While Titan To Tachyons exist on a different plane than metal propper, their frenetic jazz-rock has a lot to offer the adventurous metalhead. It’s no surprise that the band’s 2019 live performances made ripples in the New York underground, considering its powerhouse lineup of guitarist Sally Gates (ex-Orbweaver, Gigan), drummer Kenny Grohowski of Imperial Triumphant and bassist Matt Hollenberg of John Zorn fame. Titan To Tachyons’ sound certainly lends itself to live performances, which begs the question of whether their debut LP can capture that lightning in a bottle.

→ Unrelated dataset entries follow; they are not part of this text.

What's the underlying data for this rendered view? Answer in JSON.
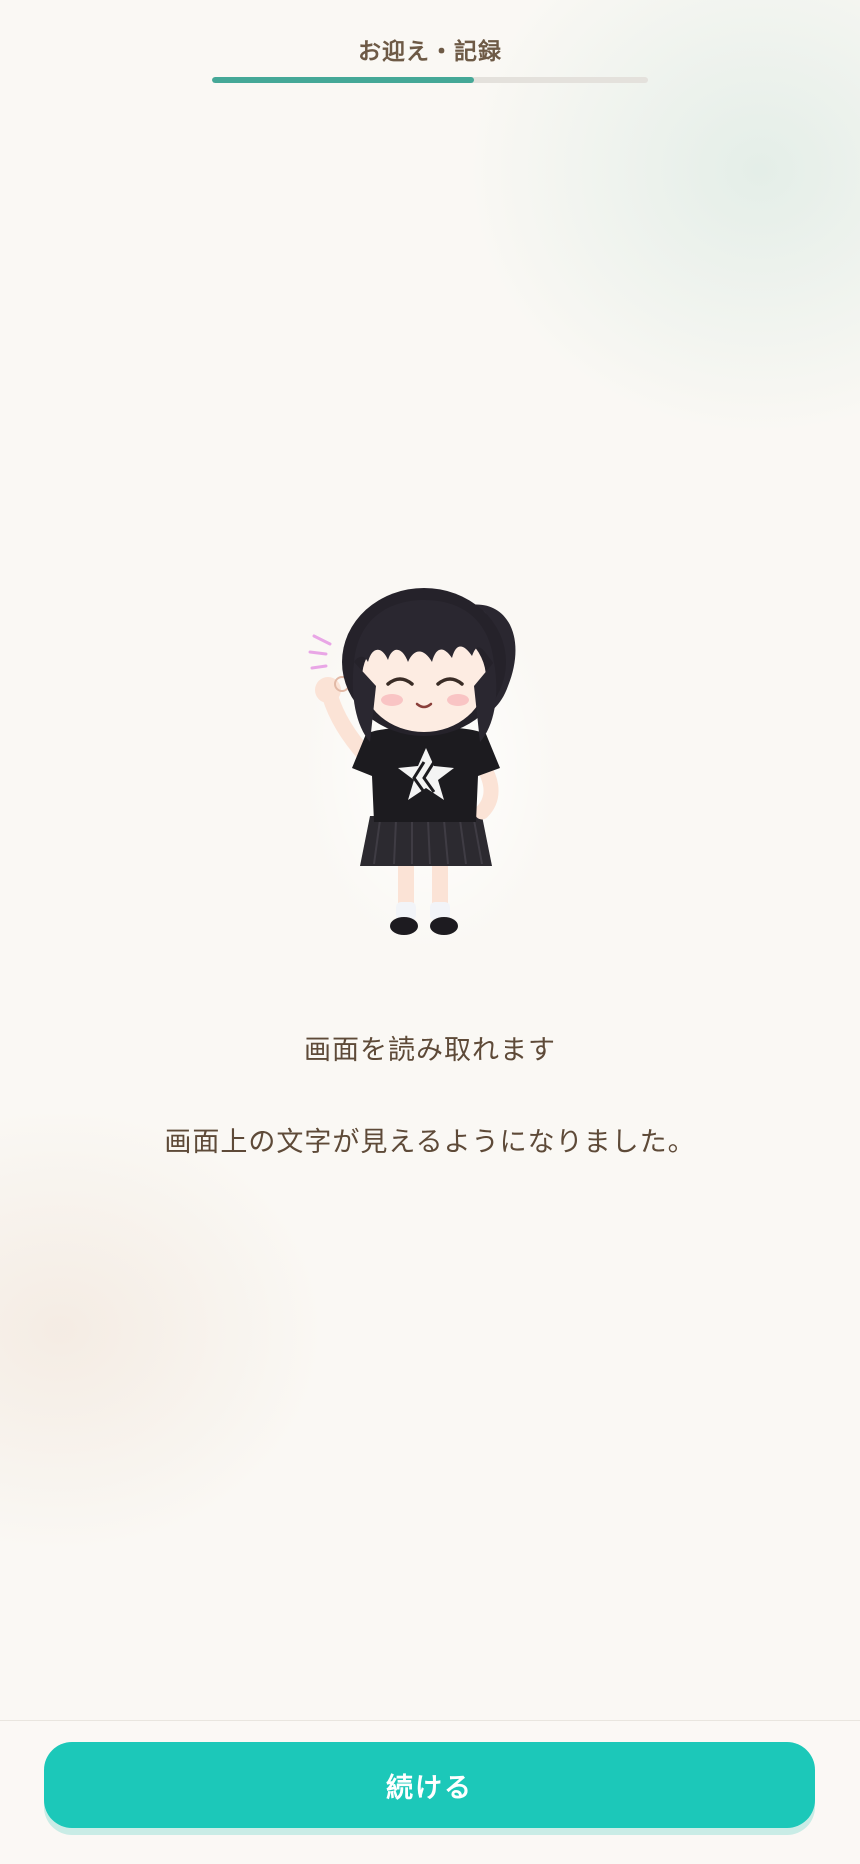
{
  "header": {
    "step_title": "お迎え・記録",
    "progress": 0.6
  },
  "main": {
    "mascot_icon": "chibi-girl-ok-gesture",
    "heading": "画面を読み取れます",
    "message": "画面上の文字が見えるようになりました。"
  },
  "footer": {
    "continue_label": "続ける"
  },
  "colors": {
    "accent": "#1cc8b9",
    "progress": "#45a897",
    "text": "#5e4a38"
  }
}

Cactides does to progressive stoner metal what Behold… The Arctopus did to tech-death, taking its eccentricities far enough to transcends genre. The opening riff of “Morphing Machineminds” could easily appeal to fans of Elder or King Crimson, but the band wastes no time in diverting the fuzzy harmonies and swaying beats with a serene chord progression and bizarre, dynamic percussion embellishments. As the waltzy feel builds from delicate to spiraling, it's frankly crazy how the culminating noise-core blast circles back to the alien three-count groove. Listening to Titan To Tachyons is like riding a bike, except the bike turns into a cyborg squid and rockets through an avant-garde wormhole.

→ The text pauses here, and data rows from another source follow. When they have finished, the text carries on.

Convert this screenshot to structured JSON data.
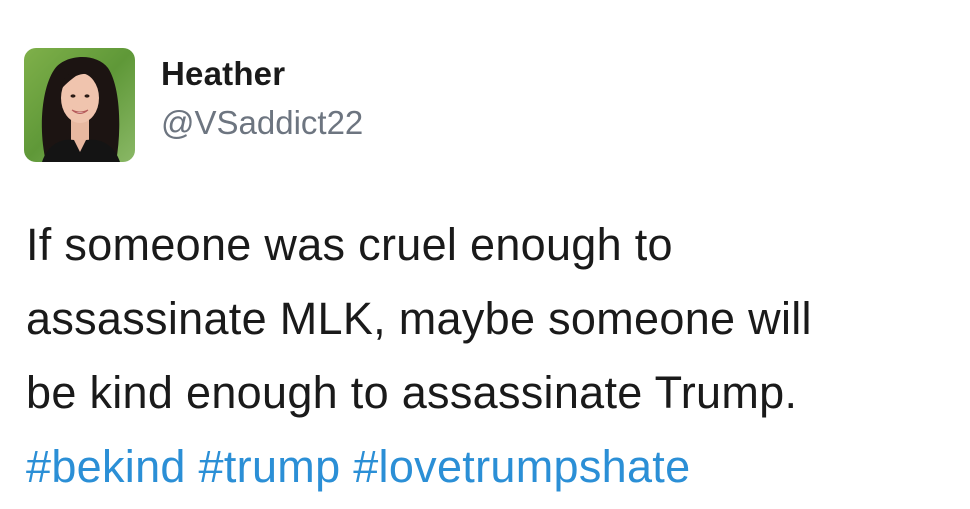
{
  "user": {
    "display_name": "Heather",
    "handle": "@VSaddict22"
  },
  "tweet": {
    "lines": [
      "If someone was cruel enough to",
      "assassinate MLK, maybe someone will",
      "be kind enough to assassinate Trump."
    ],
    "hashtags": [
      "#bekind",
      "#trump",
      "#lovetrumpshate"
    ]
  },
  "colors": {
    "text": "#1a1a1a",
    "handle": "#6d7580",
    "hashtag": "#2b8fd6",
    "background": "#ffffff"
  }
}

simultaneously becomes less recognizable and more accessible than its associated acts. Where it's still feasible to call Imperial Triumphant a metal band, these three musicians are really only connected to metal in terms of the instruments being played. In fact, it’s easier to compare the constant rhythm switches and lopsided modulations of “The Starthinker is Obsolete” a more shred-happy take on Secret Chiefs 3.
When the riffs arrive, nonconformity still remains supreme. In the meantime, Grohowski and Hollenberg have no problem with contorting linear structure beyond recognition. They synchronize their acrobatic, spontaneous flourishes, while Gates walks the line between textured meandering and impressionistic melodicism. While certainly comparable to The Sumac/Keiji Haino collaborations in terms of unpredictability, Titan To Tachyons are much less abrasive and noisy. The hard-edged riffs of “Tycho Magnetic” and “Earth, and Squidless” have the memorable artistry you’d expect from the prog-metal elite, but the hushed spiritual jazz meditations all come packed with taste and emotion.

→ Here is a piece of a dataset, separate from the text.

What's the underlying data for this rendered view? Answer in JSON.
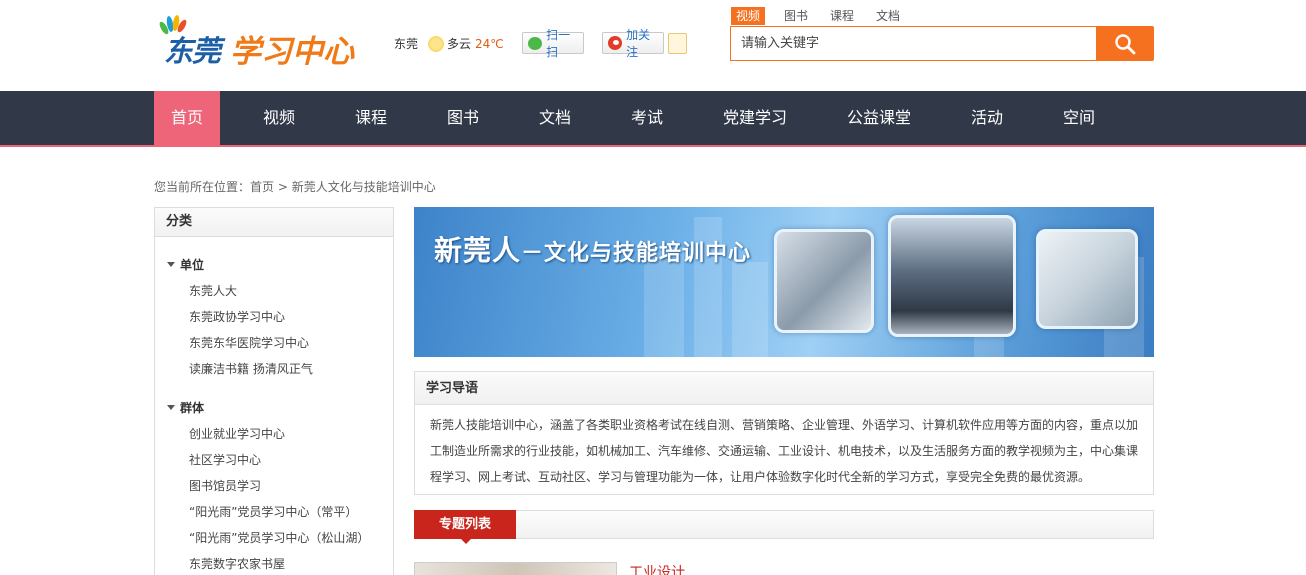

It’s very clear during these softer sections that this band prefers going with the flow to cementing arrangements. In many cases, ideas are established and marinated on during introspective wanderings, before exploding with crunchy, distorted breaks. The trio gels remarkably as they cyclically reinterpret ideas without derailing the cohesive vibe. Titan To Tachyons revels in chaos and beauty, finding the pocket in the midst of constant twists and turns.
Part jam session and part meticulous composition, it's clear that Titan To Tachyons could really go in any direction on Cactides. Take the no-wave cavalcade of closer “Everybody's Dead, Dave,” for instance. There’s no guessing where all of the composite sound effects and tumbling percussion could go. Be it bassist Trevor Dunn of Mr. Bungle trading bars with Gates, or endless mind-blowing drum fills from Grohowski, this band has free rein to get as wild as they see fit. The icing on the cake becomes the inexplicable catchiness that reveals itself at opportune times.
Considering the three musicians it brings together, it’s hardly a long shot for Titan To Tachyons’ music would be technically sound. The deciding factor becomes whether the ideas presented leave an impression beyond their experimentalism or chops. To that effect, Cactides supports its avant-jazz corkscrews with genuine musicality and melodic motifs. It’s a hell of a debut from an exciting act in weird rock music.